阿胡打開門,看到來人是林小小,眉毛微妙地抬起,目光困惑。
「妹妹?你怎麼……來了?」
「我來找我哥!他沒睡吧?」林小小扯扯裙擺,撐開一個甜美的笑容。
阿胡一臉懵逼:「你哥去美國了,你不知道嗎?」
林小小心口一緊,笑意隨後僵住:「美國?」
「對,美國。今早的飛機,我送他去的機場。
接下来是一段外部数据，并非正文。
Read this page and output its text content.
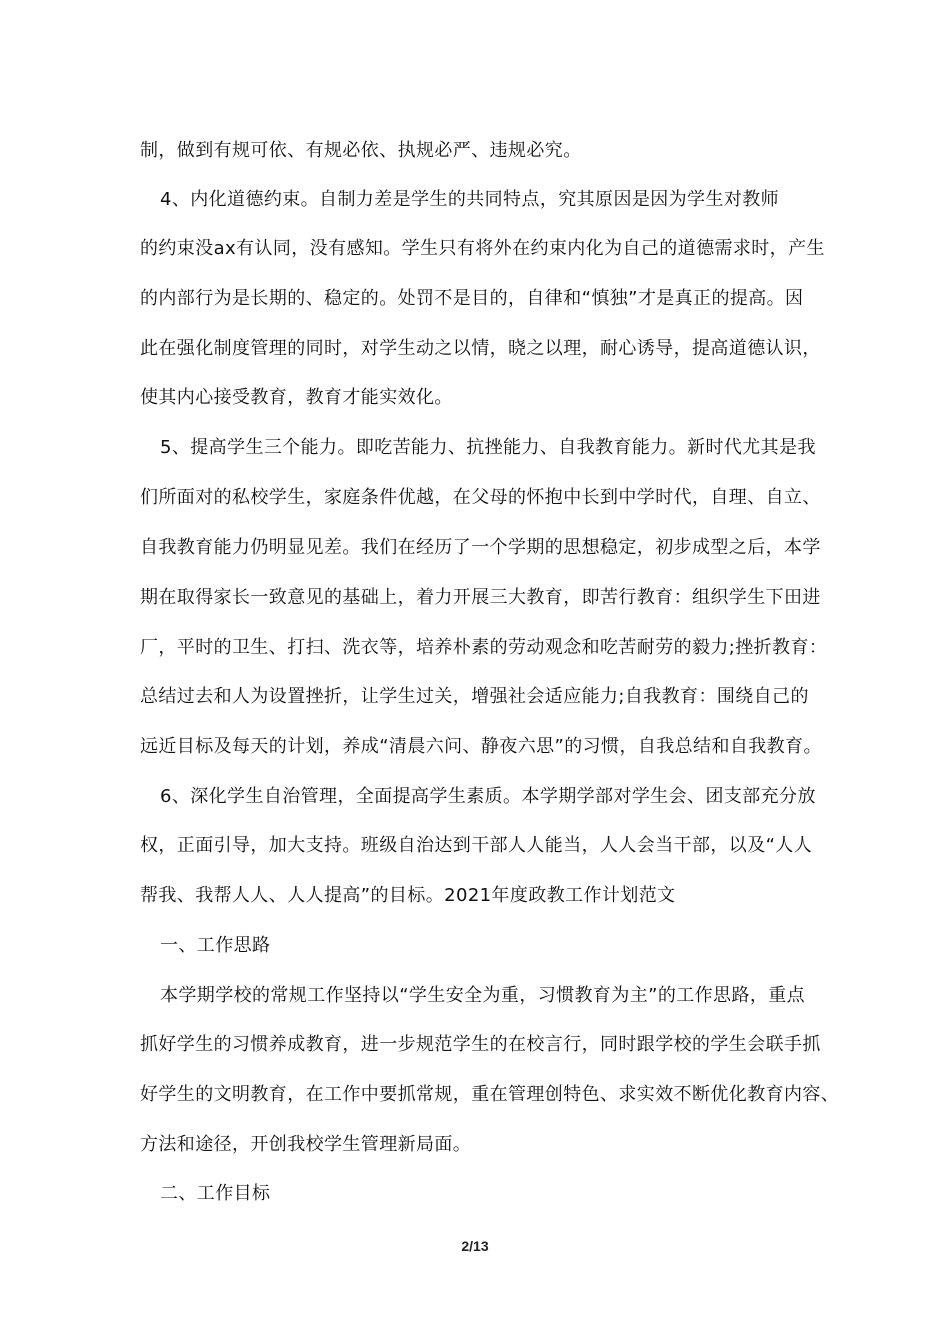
制，做到有规可依、有规必依、执规必严、违规必究。
4、内化道德约束。自制力差是学生的共同特点，究其原因是因为学生对教师
的约束没ax有认同，没有感知。学生只有将外在约束内化为自己的道德需求时，产生
的内部行为是长期的、稳定的。处罚不是目的，自律和“慎独”才是真正的提高。因
此在强化制度管理的同时，对学生动之以情，晓之以理，耐心诱导，提高道德认识，
使其内心接受教育，教育才能实效化。
5、提高学生三个能力。即吃苦能力、抗挫能力、自我教育能力。新时代尤其是我
们所面对的私校学生，家庭条件优越，在父母的怀抱中长到中学时代，自理、自立、
自我教育能力仍明显见差。我们在经历了一个学期的思想稳定，初步成型之后，本学
期在取得家长一致意见的基础上，着力开展三大教育，即苦行教育：组织学生下田进
厂，平时的卫生、打扫、洗衣等，培养朴素的劳动观念和吃苦耐劳的毅力;挫折教育：
总结过去和人为设置挫折，让学生过关，增强社会适应能力;自我教育：围绕自己的
远近目标及每天的计划，养成“清晨六问、静夜六思”的习惯，自我总结和自我教育。
6、深化学生自治管理，全面提高学生素质。本学期学部对学生会、团支部充分放
权，正面引导，加大支持。班级自治达到干部人人能当，人人会当干部，以及“人人
帮我、我帮人人、人人提高”的目标。2021年度政教工作计划范文
一、工作思路
本学期学校的常规工作坚持以“学生安全为重，习惯教育为主”的工作思路，重点
抓好学生的习惯养成教育，进一步规范学生的在校言行，同时跟学校的学生会联手抓
好学生的文明教育，在工作中要抓常规，重在管理创特色、求实效不断优化教育内容、
方法和途径，开创我校学生管理新局面。
二、工作目标
2/13
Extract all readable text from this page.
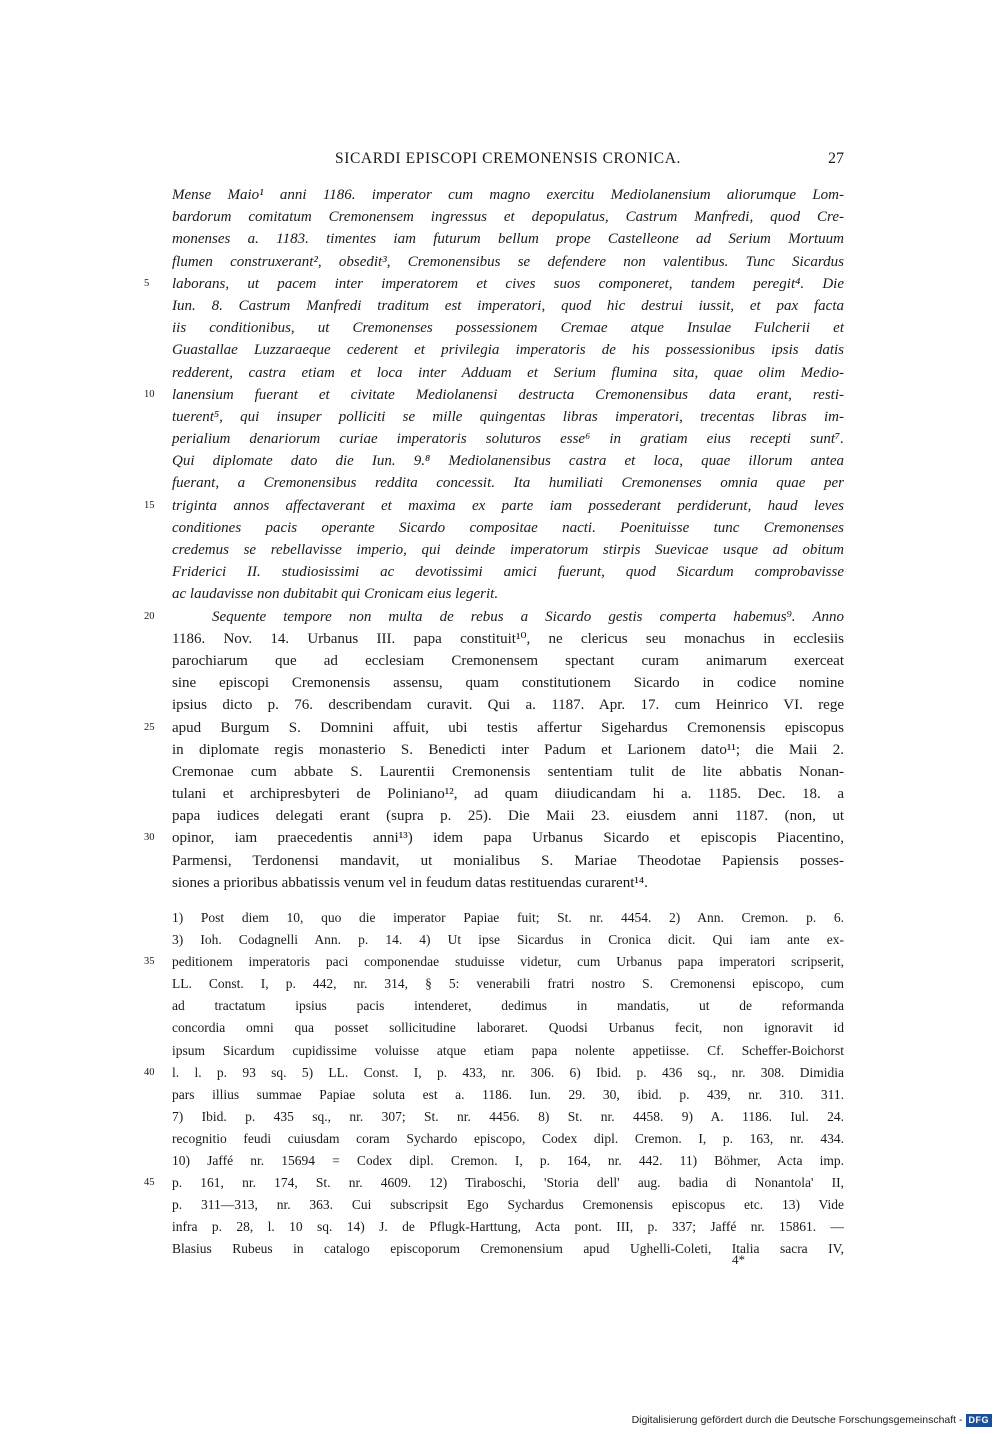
SICARDI EPISCOPI CREMONENSIS CRONICA.	27
Mense Maio¹ anni 1186. imperator cum magno exercitu Mediolanensium aliorumque Lom-
bardorum comitatum Cremonensem ingressus et depopulatus, Castrum Manfredi, quod Cre-
monenses a. 1183. timentes iam futurum bellum prope Castelleone ad Serium Mortuum
flumen construxerant², obsedit³, Cremonensibus se defendere non valentibus. Tunc Sicardus
5	laborans, ut pacem inter imperatorem et cives suos componeret, tandem peregit⁴. Die
Iun. 8. Castrum Manfredi traditum est imperatori, quod hic destrui iussit, et pax facta
iis conditionibus, ut Cremonenses possessionem Cremae atque Insulae Fulcherii et
Guastallae Luzzaraeque cederent et privilegia imperatoris de his possessionibus ipsis datis
redderent, castra etiam et loca inter Adduam et Serium flumina sita, quae olim Medio-
10	lanensium fuerant et civitate Mediolanensi destructa Cremonensibus data erant, resti-
tuerent⁵, qui insuper polliciti se mille quingentas libras imperatori, trecentas libras im-
perialium denariorum curiae imperatoris soluturos esse⁶ in gratiam eius recepti sunt⁷.
Qui diplomate dato die Iun. 9.⁸ Mediolanensibus castra et loca, quae illorum antea
fuerant, a Cremonensibus reddita concessit. Ita humiliati Cremonenses omnia quae per
15	triginta annos affectaverant et maxima ex parte iam possederant perdiderunt, haud leves
conditiones pacis operante Sicardo compositae nacti. Poenituisse tunc Cremonenses
credemus se rebellavisse imperio, qui deinde imperatorum stirpis Suevicae usque ad obitum
Friderici II. studiosissimi ac devotissimi amici fuerunt, quod Sicardum comprobavisse
ac laudavisse non dubitabit qui Cronicam eius legerit.
20	Sequente tempore non multa de rebus a Sicardo gestis comperta habemus⁹. Anno
1186. Nov. 14. Urbanus III. papa constituit¹⁰, ne clericus seu monachus in ecclesiis
parochiarum que ad ecclesiam Cremonensem spectant curam animarum exerceat
sine episcopi Cremonensis assensu, quam constitutionem Sicardo in codice nomine
ipsius dicto p. 76. describendam curavit. Qui a. 1187. Apr. 17. cum Heinrico VI. rege
25	apud Burgum S. Domnini affuit, ubi testis affertur Sigehardus Cremonensis episcopus
in diplomate regis monasterio S. Benedicti inter Padum et Larionem dato¹¹; die Maii 2.
Cremonae cum abbate S. Laurentii Cremonensis sententiam tulit de lite abbatis Nonan-
tulani et archipresbyteri de Poliniano¹², ad quam diiudicandam hi a. 1185. Dec. 18. a
papa iudices delegati erant (supra p. 25). Die Maii 23. eiusdem anni 1187. (non, ut
30	opinor, iam praecedentis anni¹³) idem papa Urbanus Sicardo et episcopis Piacentino,
Parmensi, Terdonensi mandavit, ut monialibus S. Mariae Theodotae Papiensis posses-
siones a prioribus abbatissis venum vel in feudum datas restituendas curarent¹⁴.
1) Post diem 10, quo die imperator Papiae fuit; St. nr. 4454. 2) Ann. Cremon. p. 6.
3) Ioh. Codagnelli Ann. p. 14. 4) Ut ipse Sicardus in Cronica dicit. Qui iam ante ex-
35	peditionem imperatoris paci componendae studuisse videtur, cum Urbanus papa imperatori scripserit,
LL. Const. I, p. 442, nr. 314, § 5: venerabili fratri nostro S. Cremonensi episcopo, cum
ad tractatum ipsius pacis intenderet, dedimus in mandatis, ut de reformanda
concordia omni qua posset sollicitudine laboraret. Quodsi Urbanus fecit, non ignoravit id
ipsum Sicardum cupidissime voluisse atque etiam papa nolente appetiisse. Cf. Scheffer-Boichorst
40	l. l. p. 93 sq. 5) LL. Const. I, p. 433, nr. 306. 6) Ibid. p. 436 sq., nr. 308. Dimidia
pars illius summae Papiae soluta est a. 1186. Iun. 29. 30, ibid. p. 439, nr. 310. 311.
7) Ibid. p. 435 sq., nr. 307; St. nr. 4456. 8) St. nr. 4458. 9) A. 1186. Iul. 24.
recognitio feudi cuiusdam coram Sychardo episcopo, Codex dipl. Cremon. I, p. 163, nr. 434.
10) Jaffé nr. 15694 = Codex dipl. Cremon. I, p. 164, nr. 442. 11) Böhmer, Acta imp.
45	p. 161, nr. 174, St. nr. 4609. 12) Tiraboschi, 'Storia dell' aug. badia di Nonantola' II,
p. 311—313, nr. 363. Cui subscripsit Ego Sychardus Cremonensis episcopus etc. 13) Vide
infra p. 28, l. 10 sq. 14) J. de Pflugk-Harttung, Acta pont. III, p. 337; Jaffé nr. 15861. —
Blasius Rubeus in catalogo episcoporum Cremonensium apud Ughelli-Coleti, Italia sacra IV,
4*
Digitalisierung gefördert durch die Deutsche Forschungsgemeinschaft - DFG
」
林小小垂下睫毛,復又抬起,明明快哭了,卻還是笑著。
「阿胡哥,你騙我的,對吧?是不是我哥哥不想見我,讓你騙我走的?」她眨眨眼,淚水瘋狂下墜。
她死死盯著阿胡的臉。
然而阿胡憐憫又不忍的表情,讓她瞬間明白了,這不是謊言,全都是真的。
哥哥真的出國了。
沒有告訴她,沒有給她留下隻言片語。
她捂住嘴,就維持著那個僵硬的笑容大哭出聲。
「妹妹,你別哭啊,是不是有什麼誤會?」阿胡手足無措,轉身進屋拿了包紙巾出來。
林小小苦澀搖頭,她要怎麼說?
哥哥莫名其妙地走了,她作為妹妹卻絲毫不知情?
「我、我可不可以、進去看看他、他的房間……」
阿胡讓開一條路,讓她進去。
林小小的視線模糊,但還是看清了,這裡的格局基本沒變,入口處仍是廚房,客廳那張沙發依然潔白,可是,那些收納得很好的碗筷,少了一部分。
她推開林月明臥室的門,入目的是一片空曠。
沒有窗簾,沒有裝飾畫,甚至,沒有床。
只有地板和白牆,以及一閃明亮的窗。
她又去了洗手間。
一樣。
什麼都沒了。
他存在過的痕跡,全部消失了,他吝嗇到連一片垃圾,都不願意留給她。
走得好徹底。
林小小不知道自己是怎麼回的酒店,只記得一進門,她就兩眼一黑,失去了所有意識。
再醒來時,她看到慘白的天花板上吊著一盞樸素的燈,看到隔壁床的小孩在哭嚷,而周雨寒正握著她的手,疲倦地用一顆熱雞蛋,在她扎針的地方反覆揉滾。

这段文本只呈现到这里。